Monroe Hudson became the first postmaster in the village, servng from 1889. He lived in a store building and ran a grocery store in connection with his postal duties.
Johnny was thought to be retarded; however he was a very pious person who was said to be in church every time the doors opened. Just weeks after his first wife died, he married a spinster. Johnny lived to be an old man.
According to "A Short History of Hudson, North Carolina" by Mabel C Conley, the source for this story, Hudson began as a small sawmill camp, thickly wooded with white pine, long leaf pine and hardwoods such as maples and poplars.
The town has grown from three buildings at its inception to a small business district lying on both sides of the Southern Railway, formerly the Carolina and Northwestern Railway, and a shopping center, Fairway. The population of Hudson in the 1980 census was 3,000.
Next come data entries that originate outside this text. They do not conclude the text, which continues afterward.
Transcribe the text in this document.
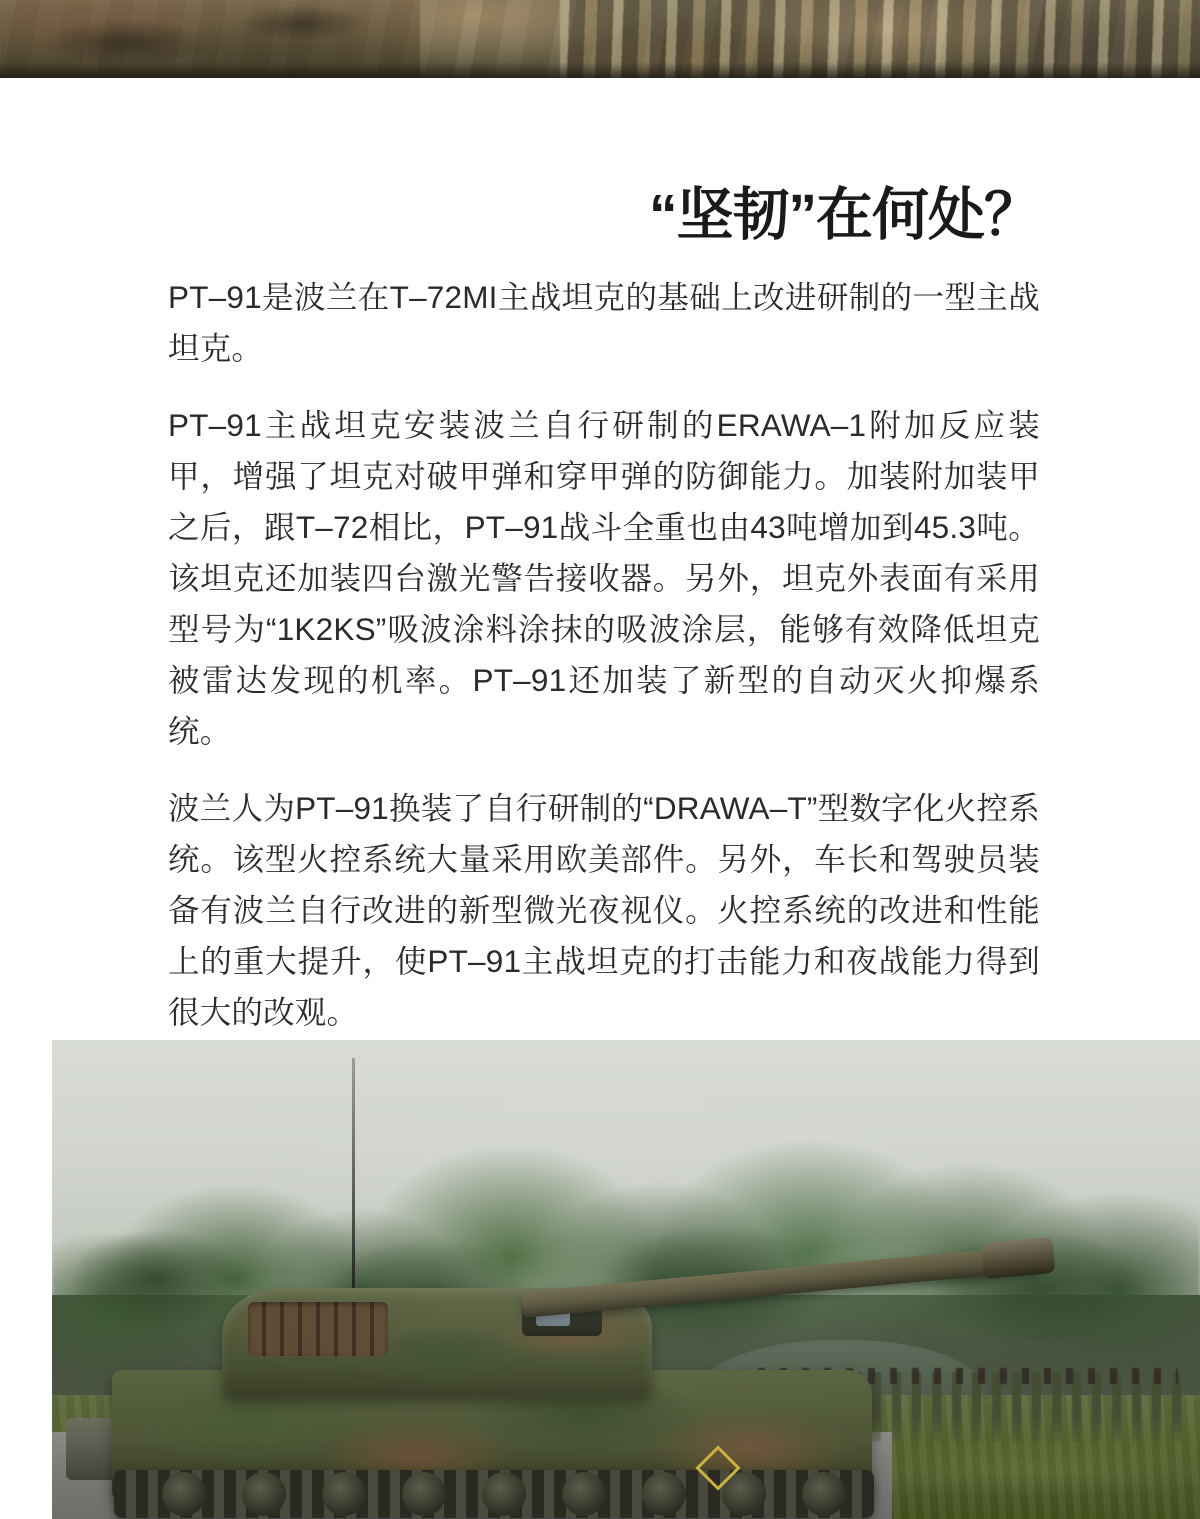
“坚韧”在何处？

PT–91是波兰在T–72MI主战坦克的基础上改进研制的一型主战坦克。

PT–91主战坦克安装波兰自行研制的ERAWA–1附加反应装甲，增强了坦克对破甲弹和穿甲弹的防御能力。加装附加装甲之后，跟T–72相比，PT–91战斗全重也由43吨增加到45.3吨。该坦克还加装四台激光警告接收器。另外，坦克外表面有采用型号为“1K2KS”吸波涂料涂抹的吸波涂层，能够有效降低坦克被雷达发现的机率。PT–91还加装了新型的自动灭火抑爆系统。

波兰人为PT–91换装了自行研制的“DRAWA–T”型数字化火控系统。该型火控系统大量采用欧美部件。另外，车长和驾驶员装备有波兰自行改进的新型微光夜视仪。火控系统的改进和性能上的重大提升，使PT–91主战坦克的打击能力和夜战能力得到很大的改观。
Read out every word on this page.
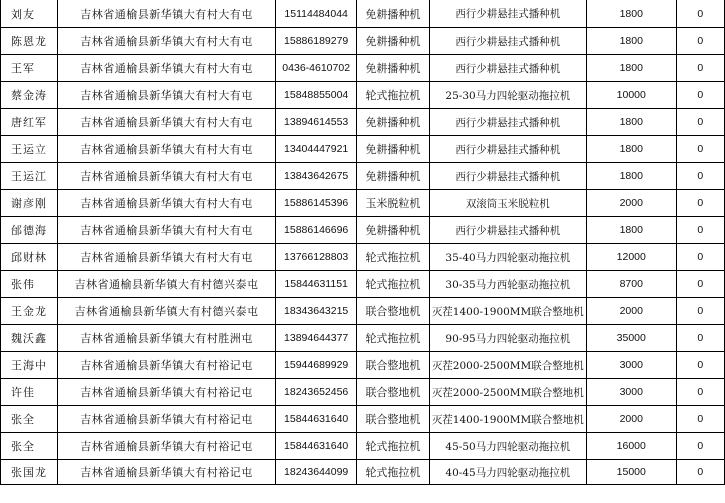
刘友	吉林省通榆县新华镇大有村大有屯	15114484044	免耕播种机	西行少耕悬挂式播种机	1800	0
陈恩龙	吉林省通榆县新华镇大有村大有屯	15886189279	免耕播种机	西行少耕悬挂式播种机	1800	0
王军	吉林省通榆县新华镇大有村大有屯	0436-4610702	免耕播种机	西行少耕悬挂式播种机	1800	0
蔡金涛	吉林省通榆县新华镇大有村大有屯	15848855004	轮式拖拉机	25-30马力四轮驱动拖拉机	10000	0
唐红军	吉林省通榆县新华镇大有村大有屯	13894614553	免耕播种机	西行少耕悬挂式播种机	1800	0
王运立	吉林省通榆县新华镇大有村大有屯	13404447921	免耕播种机	西行少耕悬挂式播种机	1800	0
王运江	吉林省通榆县新华镇大有村大有屯	13843642675	免耕播种机	西行少耕悬挂式播种机	1800	0
谢彦刚	吉林省通榆县新华镇大有村大有屯	15886145396	玉米脱粒机	双滚筒玉米脱粒机	2000	0
邰德海	吉林省通榆县新华镇大有村大有屯	15886146696	免耕播种机	西行少耕悬挂式播种机	1800	0
邱财林	吉林省通榆县新华镇大有村大有屯	13766128803	轮式拖拉机	35-40马力四轮驱动拖拉机	12000	0
张伟	吉林省通榆县新华镇大有村德兴泰屯	15844631151	轮式拖拉机	30-35马力西轮驱动拖拉机	8700	0
王金龙	吉林省通榆县新华镇大有村德兴泰屯	18343643215	联合整地机	灭茬1400-1900MM联合整地机	2000	0
魏沃鑫	吉林省通榆县新华镇大有村胜洲屯	13894644377	轮式拖拉机	90-95马力四轮驱动拖拉机	35000	0
王海中	吉林省通榆县新华镇大有村裕记屯	15944689929	联合整地机	灭茬2000-2500MM联合整地机	3000	0
许佳	吉林省通榆县新华镇大有村裕记屯	18243652456	联合整地机	灭茬2000-2500MM联合整地机	3000	0
张全	吉林省通榆县新华镇大有村裕记屯	15844631640	联合整地机	灭茬1400-1900MM联合整地机	2000	0
张全	吉林省通榆县新华镇大有村裕记屯	15844631640	轮式拖拉机	45-50马力四轮驱动拖拉机	16000	0
张国龙	吉林省通榆县新华镇大有村裕记屯	18243644099	轮式拖拉机	40-45马力四轮驱动拖拉机	15000	0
The three buildings standing in 1880 were a frame two-story house and two log houses belonging to Logan Sullivan and to a Reece family, respectively.
The first church built in Hudson was the Gunpowder Baptist, organized in 1831 with 13 charter members. The name was changed to Sardis Baptist in 1835 and when a new church was built across the railroad tracks in 1955, members voted to change the name to First Baptist Church of Hudson.
Two other early churches organized were the St John's Lutheran across the street and the tracks from First Baptist, and Hudson Methodist, organized in 1889, down the street from First Baptist.
The first post office was operating at Buck Shoals in 1864 with Susanna Rice as the first postmaster.
There are two public schools within the city limits. They are: the Hudson Elementary School and Hudson Middle School, formerly Hudson High School, both located off Cedar Valley Road. The first school in the community was the Lingle School, built about 1880, which served as both a meeting house and a school building.
In 1905, the North Carolina General Assembly enacted a law authorizing the incorporation of Hudson as a town. Professor Phillips of the Mountain View Academy, a missionary boarding school, was chosen as the first mayor.
Hudson's first brick building was erected in 1913 when the original academy building was torn down. The new building had large columns in front, a dome on top, four downstairs classrooms and an upstairs auditorium. This building wa declared unsage in 1925 when one of the walls cracked.
The town of Hudson had back luck with the school buildings built to replace it. The one story building with a courtyard was destroyed by fire in the fall of 1940. In February, 1943, before a new building could be completed, it too was razed by fire. The present elementary school replaced the second burned building. A second building was built later to house junior high students.
Hudson High School was completed in 1956 and was used as a high school until South Caldwell High School was completed in 1977 as a consolidation of Hudson and Granite Falls.